Media are invited to EAC on 13 November for his first public appearance. The one-hour event includes Alexander’s first-hand report and covers the science experiments he ran in space.

Alexander during spacewalk

Alexander performed over 50 experiments during his flight on the weightless research centre as it circled our planet 400 km up. In just two weeks, ESA astronaut Samantha Cristoforetti will continue many of the experiments and begin new ones when she is launched on her ‘Futura’ mission.
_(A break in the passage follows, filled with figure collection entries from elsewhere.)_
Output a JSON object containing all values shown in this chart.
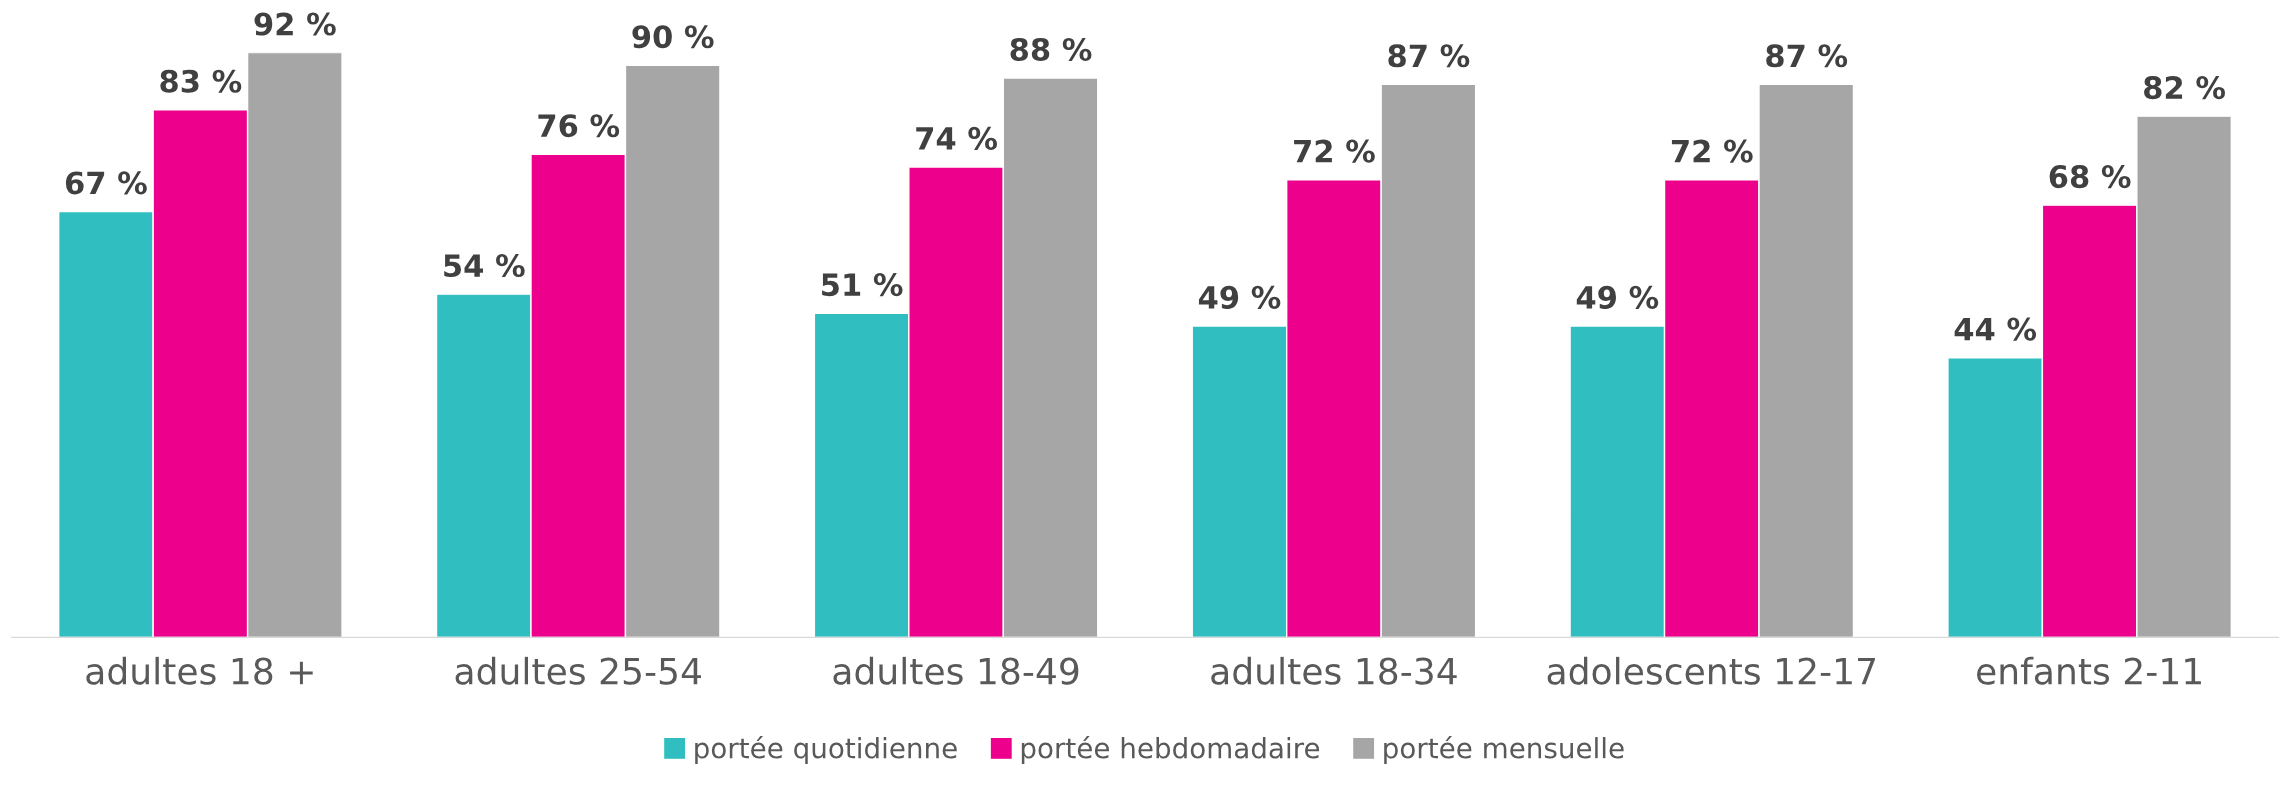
{
  "chart_data": {
    "type": "bar",
    "categories": [
      "adultes 18 +",
      "adultes 25-54",
      "adultes 18-49",
      "adultes 18-34",
      "adolescents 12-17",
      "enfants 2-11"
    ],
    "series": [
      {
        "name": "portée quotidienne",
        "color": "#31bec0",
        "values": [
          67,
          54,
          51,
          49,
          49,
          44
        ],
        "value_labels": [
          "67 %",
          "54 %",
          "51 %",
          "49 %",
          "49 %",
          "44 %"
        ]
      },
      {
        "name": "portée hebdomadaire",
        "color": "#ec008c",
        "values": [
          83,
          76,
          74,
          72,
          72,
          68
        ],
        "value_labels": [
          "83 %",
          "76 %",
          "74 %",
          "72 %",
          "72 %",
          "68 %"
        ]
      },
      {
        "name": "portée mensuelle",
        "color": "#a6a6a6",
        "values": [
          92,
          90,
          88,
          87,
          87,
          82
        ],
        "value_labels": [
          "92 %",
          "90 %",
          "88 %",
          "87 %",
          "87 %",
          "82 %"
        ]
      }
    ],
    "legend": "bottom",
    "tick_labels": "x"
  }
}
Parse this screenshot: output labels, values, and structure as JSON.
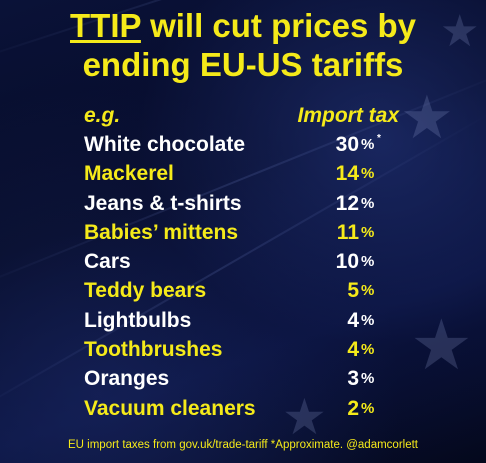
{
  "title": {
    "brand": "TTIP",
    "line1_rest": " will cut prices by",
    "line2": "ending EU-US tariffs"
  },
  "table": {
    "left_header": "e.g.",
    "right_header": "Import tax",
    "rows": [
      {
        "item": "White chocolate",
        "value": "30",
        "unit": "%",
        "mark": "*"
      },
      {
        "item": "Mackerel",
        "value": "14",
        "unit": "%"
      },
      {
        "item": "Jeans & t-shirts",
        "value": "12",
        "unit": "%"
      },
      {
        "item": "Babies’ mittens",
        "value": "11",
        "unit": "%"
      },
      {
        "item": "Cars",
        "value": "10",
        "unit": "%"
      },
      {
        "item": "Teddy bears",
        "value": "5",
        "unit": "%"
      },
      {
        "item": "Lightbulbs",
        "value": "4",
        "unit": "%"
      },
      {
        "item": "Toothbrushes",
        "value": "4",
        "unit": "%"
      },
      {
        "item": "Oranges",
        "value": "3",
        "unit": "%"
      },
      {
        "item": "Vacuum cleaners",
        "value": "2",
        "unit": "%"
      }
    ]
  },
  "footer": "EU import taxes from gov.uk/trade-tariff  *Approximate.  @adamcorlett",
  "colors": {
    "accent_yellow": "#f5ea1a",
    "text_white": "#ffffff",
    "background": "#0a1238"
  }
}
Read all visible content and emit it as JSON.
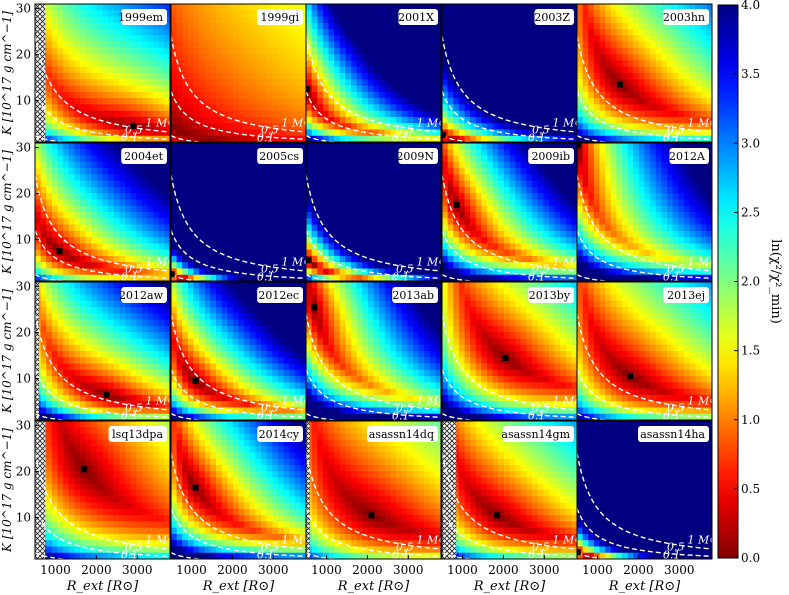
{
  "chart_data": {
    "type": "heatmap",
    "grid": {
      "rows": 4,
      "cols": 5
    },
    "panels": [
      {
        "name": "1999em",
        "best_fit": {
          "x": 2900,
          "y": 4.5
        },
        "chi_scale": 1.0,
        "hatch_max_x": 750
      },
      {
        "name": "1999gi",
        "best_fit": null,
        "chi_scale": 0.28,
        "hatch_max_x": 0
      },
      {
        "name": "2001X",
        "best_fit": {
          "x": 520,
          "y": 12.5
        },
        "chi_scale": 1.6,
        "hatch_max_x": 0
      },
      {
        "name": "2003Z",
        "best_fit": {
          "x": 520,
          "y": 2.5
        },
        "chi_scale": 1.4,
        "hatch_max_x": 0
      },
      {
        "name": "2003hn",
        "best_fit": {
          "x": 1550,
          "y": 13.5
        },
        "chi_scale": 1.1,
        "hatch_max_x": 0
      },
      {
        "name": "2004et",
        "best_fit": {
          "x": 1100,
          "y": 7.5
        },
        "chi_scale": 1.2,
        "hatch_max_x": 0
      },
      {
        "name": "2005cs",
        "best_fit": {
          "x": 520,
          "y": 2.5
        },
        "chi_scale": 2.4,
        "hatch_max_x": 0
      },
      {
        "name": "2009N",
        "best_fit": {
          "x": 560,
          "y": 5.5
        },
        "chi_scale": 2.2,
        "hatch_max_x": 0
      },
      {
        "name": "2009ib",
        "best_fit": {
          "x": 860,
          "y": 17.5
        },
        "chi_scale": 1.6,
        "hatch_max_x": 0
      },
      {
        "name": "2012A",
        "best_fit": {
          "x": 520,
          "y": 30.5
        },
        "chi_scale": 1.5,
        "hatch_max_x": 0
      },
      {
        "name": "2012aw",
        "best_fit": {
          "x": 2250,
          "y": 6.5
        },
        "chi_scale": 1.3,
        "hatch_max_x": 600
      },
      {
        "name": "2012ec",
        "best_fit": {
          "x": 1100,
          "y": 9.5
        },
        "chi_scale": 1.5,
        "hatch_max_x": 0
      },
      {
        "name": "2013ab",
        "best_fit": {
          "x": 700,
          "y": 25.5
        },
        "chi_scale": 1.6,
        "hatch_max_x": 0
      },
      {
        "name": "2013by",
        "best_fit": {
          "x": 2050,
          "y": 14.5
        },
        "chi_scale": 1.2,
        "hatch_max_x": 0
      },
      {
        "name": "2013ej",
        "best_fit": {
          "x": 1800,
          "y": 10.5
        },
        "chi_scale": 1.0,
        "hatch_max_x": 0
      },
      {
        "name": "lsq13dpa",
        "best_fit": {
          "x": 1700,
          "y": 20.5
        },
        "chi_scale": 0.9,
        "hatch_max_x": 750
      },
      {
        "name": "2014cy",
        "best_fit": {
          "x": 1100,
          "y": 16.5
        },
        "chi_scale": 1.4,
        "hatch_max_x": 0
      },
      {
        "name": "asassn14dq",
        "best_fit": {
          "x": 2100,
          "y": 10.5
        },
        "chi_scale": 0.8,
        "hatch_max_x": 600
      },
      {
        "name": "asassn14gm",
        "best_fit": {
          "x": 1850,
          "y": 10.5
        },
        "chi_scale": 1.0,
        "hatch_max_x": 850
      },
      {
        "name": "asassn14ha",
        "best_fit": {
          "x": 520,
          "y": 2.5
        },
        "chi_scale": 2.2,
        "hatch_max_x": 0
      }
    ],
    "mass_contours": [
      {
        "label": "0.1",
        "mass": 0.1
      },
      {
        "label": "0.5",
        "mass": 0.5
      },
      {
        "label": "1 M⊙",
        "mass": 1.0
      }
    ],
    "xlim": [
      500,
      3800
    ],
    "ylim": [
      1,
      31
    ],
    "xticks": [
      1000,
      2000,
      3000
    ],
    "xtick_labels": [
      "1000",
      "2000",
      "3000"
    ],
    "yticks": [
      10,
      20,
      30
    ],
    "ytick_labels": [
      "10",
      "20",
      "30"
    ],
    "xlabel": "R_ext [R⊙]",
    "ylabel": "K [10^17 g cm^−1]",
    "colorbar": {
      "label": "ln(χ²/χ²_min)",
      "range": [
        0.0,
        4.0
      ],
      "ticks": [
        0.0,
        0.5,
        1.0,
        1.5,
        2.0,
        2.5,
        3.0,
        3.5,
        4.0
      ],
      "tick_labels": [
        "0.0",
        "0.5",
        "1.0",
        "1.5",
        "2.0",
        "2.5",
        "3.0",
        "3.5",
        "4.0"
      ],
      "colormap": "jet_r"
    }
  }
}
Highlights of Alexander’s ‘Blue Dot’ mission included installing ESA’s furnace that can suspend and cool molten metal in mid-air, a spacewalk to maintain and improve the Space Station, and the docking of Europe’s last Automated Transfer Vehicle – the largest spacecraft to supply the research centre.

A large selection of photographs from Blue Dot, most taken by Alexander himself, is available on the Flickr page: http://www.flickr.com/photos/astro_alex

The press conference at the European Astronaut Centre starts at 11:00 CET and will last for one hour, with a panel consisting of:

  • Parliamentary State Secretary at the Federal Ministry for Economic Affairs and Energy Brigitte Zypries,
  • ESA astronaut Alexander Gerst,
  • Director of Human Spaceflight and Operations and former ESA astronaut Thomas Reiter,
  • Chairman of the Executive Board of the DLR German Aerospace Centre Johann Dietrich Wörner,
  • ESA Director General Jean-Jacques Dordain.

The head of the European Astronaut Centre and ESA astronaut Frank De Winne as well as Johann Wörner, Thomas Reiter, and ESA experts will be available for interviews. For operational reasons, there will be no interviews with Alexander.

Media representatives can register for the event here:http://www.amiando.com/AlexanderGerst.html

About the European Space Agency

The European Space Agency (ESA) provides Europe’s gateway to space.

ESA is an intergovernmental organisation, created in 1975, with the mission to shape the development of Europe’s space capability and ensure that investment in space delivers benefits to the citizens of Europe and the world.

ESA has 20 Member States: Austria, Belgium, the Czech Republic, Denmark, Finland, France, Germany, Greece, Ireland, Italy, Luxembourg, the Netherlands, Norway, Poland, Portugal, Romania, Spain, Sweden, Switzerland and the United Kingdom, of whom 18 are Member States of the EU. Two other Member States of the EU, Hungary and Estonia, are likely soon to become new ESA Member States.

ESA has Cooperation Agreements with six other Member States of the EU. Canada takes part in some ESA programmes under a Cooperation Agreement.

ESA is also working with the EU on implementing the Galileo and Copernicus programmes.

By coordinating the financial and intellectual resources of its members, ESA can undertake programmes and activities far beyond the scope of any single European country.

ESA develops the launchers, spacecraft and ground facilities needed to keep Europe at the forefront of global space activities.

Today, it develops and launches satellites for Earth observation, navigation, telecommunications and astronomy, sends probes to the far reaches of the Solar System and cooperates in the human exploration of space.